SILANG, Cavite—The man need not speak at all.
To Brigieda Tampus, it was enough to see Father Al stand in silence as “his mere presence tells you God is there.”
Tampus, 38, is one of the earlier graduates of the Sisters of Mary Girlstown, an institution that Msgr. Aloysius Schwartz, fondly called Father Al, founded in the Philippines in 1985. The congregation looks for orphans and children from poor communities and provides them free shelter, clothing, medical services and high school education.
Tampus remembered Schwartz as she returned to the school in Barangay Biga II here on Saturday to attend the thanksgiving Mass for the promulgation of Schwartz’s “heroic virtues.”
An American missionary, Schwartz was declared “Venerable,” the first of the three steps to sainthood, by Pope Francis on Jan. 22. Schwartz was diagnosed with amyotrophic lateral sclerosis, or Lou Gehrig’s disease, in 1989 and died on March 16, 1992, at the age of 62.
On Schwartz’s 23rd death anniversary, a Mass was offered for him in Korea, Mexico, Brazil, Guatemala, Honduras and Washington, DC, where the Sisters of Mary also have communities.
The “process” of canonization seemed “faster than some,” said Schwartz’s younger sister. Dolores Vita, who flew all the way from Washington, DC, for the Mass. “I grew up watching all of his work and I know that he is a saint. The whole family is excited and proud,” she said.
No regret
Saturday’s Eucharistic event was celebrated by Manila Archbishop Luis Antonio Cardinal Tagle with Manila Archbishop Gaudencio Cardinal Rosales and Imus Bishop Reynaldo Evangelista.
Hundreds of Catholic priests and nuns, as well as the congregation’s benefactors from Korea, Switzerland and Germany, witnessed the event.
To Tampus, it was more than a homecoming. She was the giddy, high school girl again as she reunited with former Girlstown batchmates, one of whom even brought a pack of jelly candies from Cebu for a former teacher.
“I owe my life here,” Tampus said. She looked back on her life as a child who one day was plucked by the nuns from the Sisters of Mary of the Poor Congregation out of Pasil, Cebu City.
Pasil “was like the Tondo (Manila) of Cebu—drugs, crimes everywhere,” she said. A child of fish vendors, Tampus never thought she could finish high school until she was recruited to Girlstown.
“I didn’t tell my parents I was going to Manila until I had the (boat) ticket with me. And I never regretted my decision,” she said.

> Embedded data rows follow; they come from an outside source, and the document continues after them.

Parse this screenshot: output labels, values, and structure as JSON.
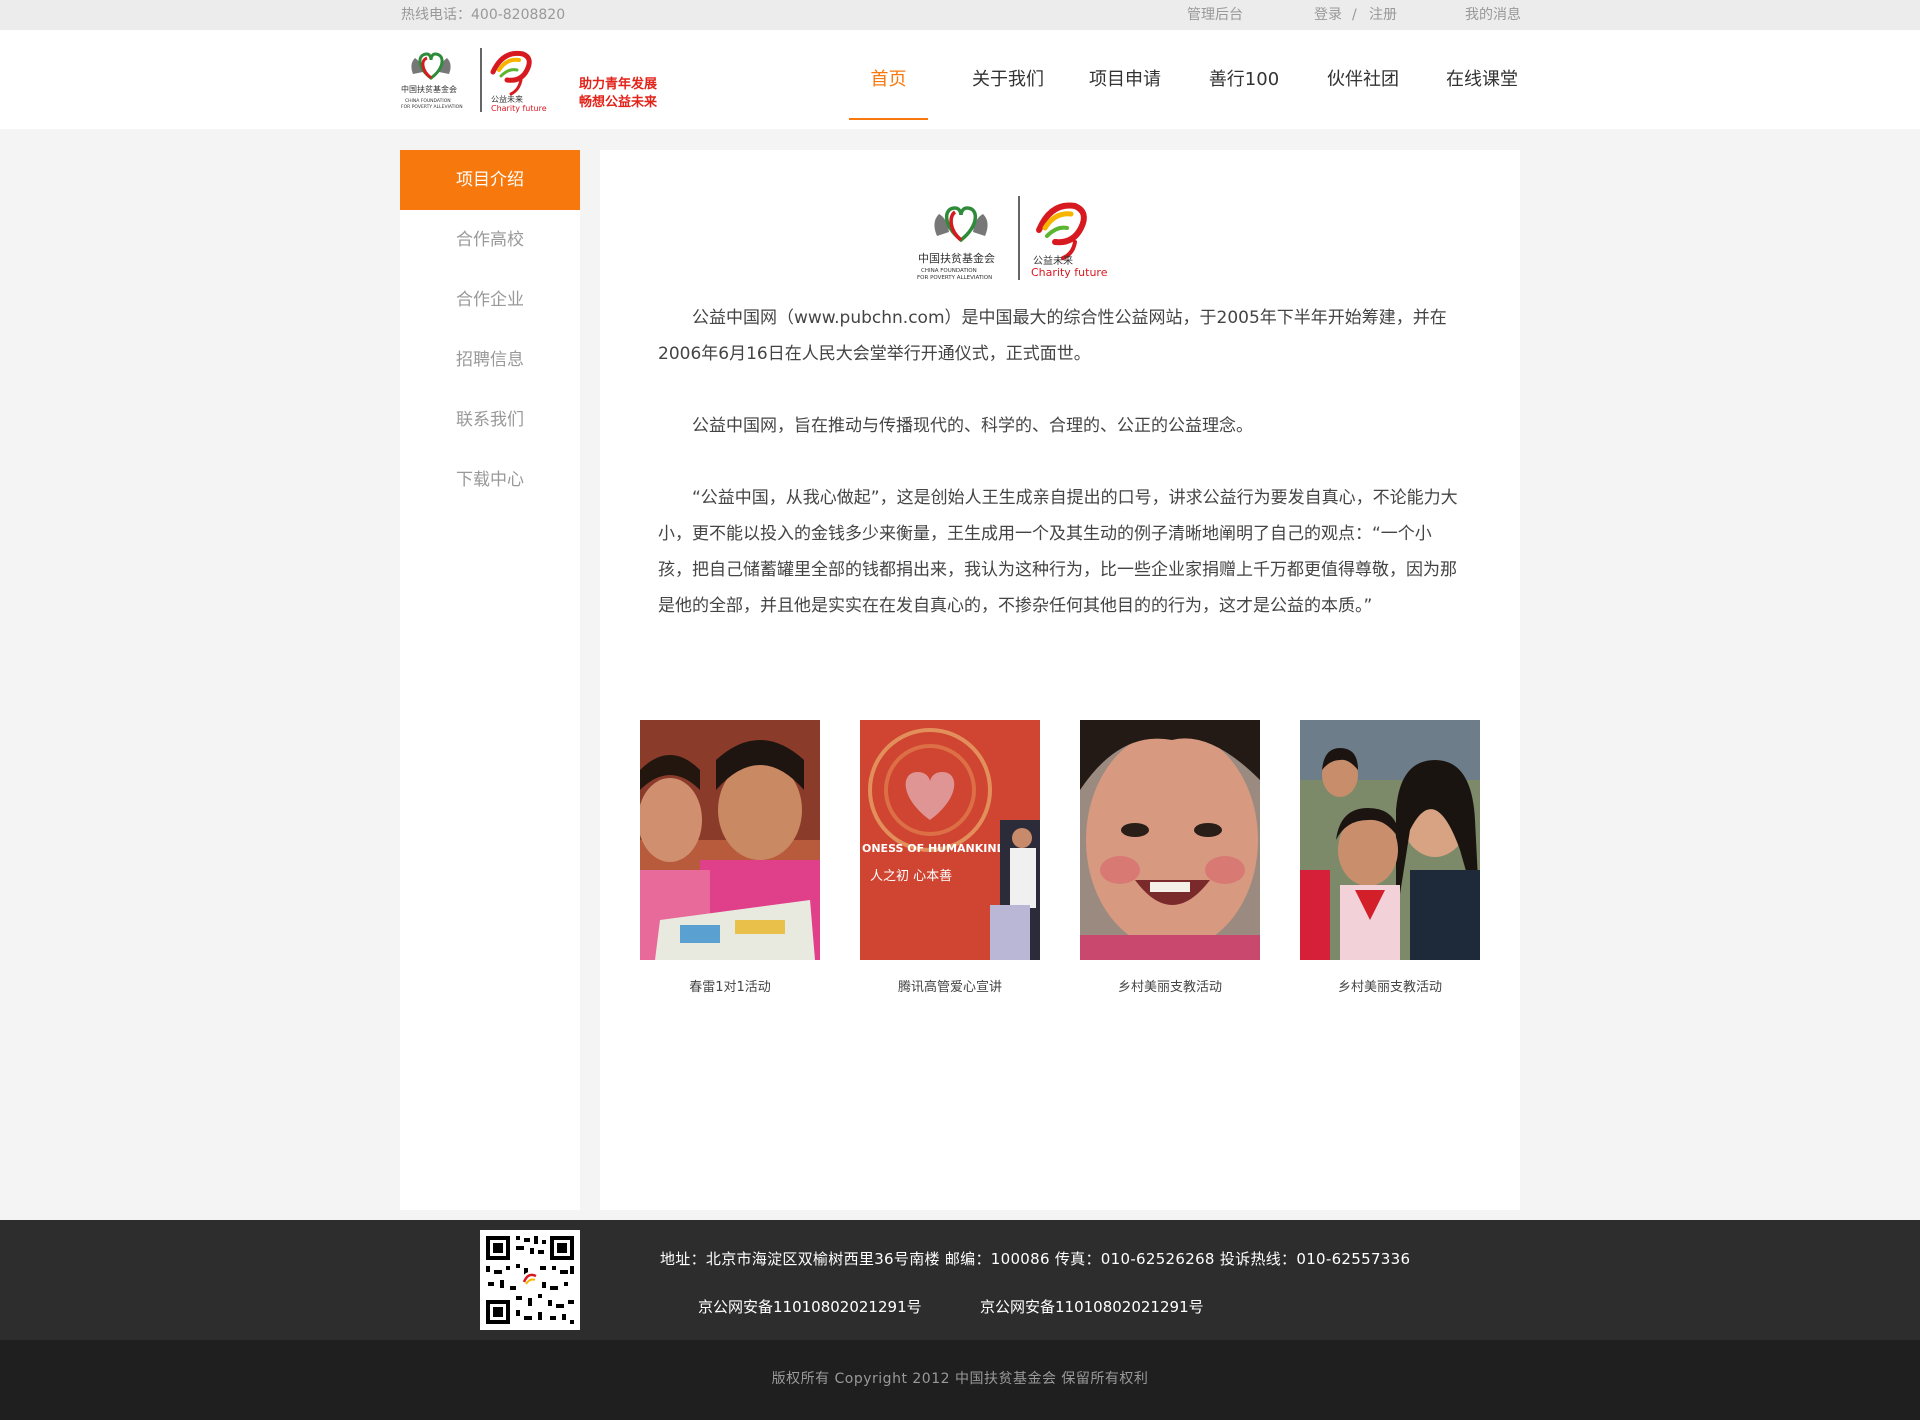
{
  "topbar": {
    "hotline": "热线电话：400-8208820",
    "admin": "管理后台",
    "login": "登录",
    "slash": "/",
    "register": "注册",
    "messages": "我的消息"
  },
  "header": {
    "logo_slogan_1": "助力青年发展",
    "logo_slogan_2": "畅想公益未来",
    "logo_org_cn": "中国扶贫基金会",
    "logo_org_en_1": "CHINA FOUNDATION",
    "logo_org_en_2": "FOR POVERTY ALLEVIATION",
    "logo_brand_cn": "公益未来",
    "logo_brand_en": "Charity future"
  },
  "nav": [
    {
      "label": "首页",
      "active": true
    },
    {
      "label": "关于我们"
    },
    {
      "label": "项目申请"
    },
    {
      "label": "善行100"
    },
    {
      "label": "伙伴社团"
    },
    {
      "label": "在线课堂"
    }
  ],
  "sidebar": [
    {
      "label": "项目介绍",
      "active": true
    },
    {
      "label": "合作高校"
    },
    {
      "label": "合作企业"
    },
    {
      "label": "招聘信息"
    },
    {
      "label": "联系我们"
    },
    {
      "label": "下载中心"
    }
  ],
  "content": {
    "p1": "公益中国网（www.pubchn.com）是中国最大的综合性公益网站，于2005年下半年开始筹建，并在2006年6月16日在人民大会堂举行开通仪式，正式面世。",
    "p2": "公益中国网，旨在推动与传播现代的、科学的、合理的、公正的公益理念。",
    "p3": "“公益中国，从我心做起”，这是创始人王生成亲自提出的口号，讲求公益行为要发自真心，不论能力大小，更不能以投入的金钱多少来衡量，王生成用一个及其生动的例子清晰地阐明了自己的观点：“一个小孩，把自己储蓄罐里全部的钱都捐出来，我认为这种行为，比一些企业家捐赠上千万都更值得尊敬，因为那是他的全部，并且他是实实在在发自真心的，不掺杂任何其他目的的行为，这才是公益的本质。”"
  },
  "photos": [
    {
      "caption": "春雷1对1活动",
      "icon": "photo-girls-reading"
    },
    {
      "caption": "腾讯高管爱心宣讲",
      "icon": "photo-stage-heart",
      "sign_text_1": "ONESS OF HUMANKIND",
      "sign_text_2": "人之初 心本善"
    },
    {
      "caption": "乡村美丽支教活动",
      "icon": "photo-smiling-child"
    },
    {
      "caption": "乡村美丽支教活动",
      "icon": "photo-teacher-children"
    }
  ],
  "footer": {
    "address": "地址：北京市海淀区双榆树西里36号南楼 邮编：100086 传真：010-62526268 投诉热线：010-62557336",
    "icp_1": "京公网安备11010802021291号",
    "icp_2": "京公网安备11010802021291号",
    "copyright": "版权所有 Copyright 2012 中国扶贫基金会 保留所有权利"
  },
  "colors": {
    "accent": "#f7780c",
    "footer_bg": "#2d2d2d",
    "copyright_bg": "#1f1f1f",
    "page_bg": "#f4f4f4"
  }
}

Tampus remembered when she was handed her first personal belongings at Girlstown on its campus in Sta. Mesa district in Manila. “Imagine, my very first own towel, blanket and toothbrush? Those were things that my siblings and I only used to share back home,” she said.
Generosity ‘contagious’
Tampus now works as a social worker, handling a government program for the poor in Central Visayas. She is also a mother of six.
“Every time I meet [government beneficiaries], I am reminded that I myself was a product of charity,” she said. But Schwartz’s generosity was “too contagious, we learned to pay it forward,” she added.
In his homily, Tagle reiterated Schwartz’s heroic virtues.
“Virtue is primarily a gift of God through Jesus,” he said. He encouraged everyone to “nurture the seeds of virtue” by doing one good deed repeatedly until it becomes a habit—a way of life.
He drew inspiration from Schwartz, whose life was centered on serving the poor and the abandoned and on his deep devotion to Mary.
This devotion, Tagle said, “pushes us to serve humbly.”
Miracles
To date, Girlstown and its counterpart, Boystown, have produced over 60,000 Filipino graduates, many of whom have become doctors, lawyers, engineers or accountants, if not priests or nuns. The institution also currently houses 2,800 girls and 1,500 boys and expects about a thousand more in April.
“We are very, very happy (about Schwartz becoming a saint) that no words can explain the feeling,” said Angelica Zoleta, 15.
A farmer’s daughter from Mulanay, Quezon province, Zoleta said she never thought she could even dream of being able to study high school.
“We need one miracle so that he will be beatified and another (miracle) so he will be canonized,” said Sr. Elena Belarmino, the order’s vicar general.
But everyone seems to have experienced in their own little way a miracle through Schwartz. To Tampus, for instance, it was a “miracle” she was among the few girls selected from Pasil to study at Girlstown. She also said her high school training was her ticket to having been granted scholarships in college.
“Last year, a father of one of our girls suffered from (internal) hemorrhage,” Belarmino said. She said the family was too poor to bring the father to a hospital so they instead made him hold Schwartz’s prayer book and relics.
“The next day, [the father] did not feel any pain at all. He was cured,” she said.
Belarmino said Schwartz continued to be a “model for the people to be able to help the poor in the name of Christ.”
“But it’s not just material help,” she said, “but giving [the poor] a bright future.”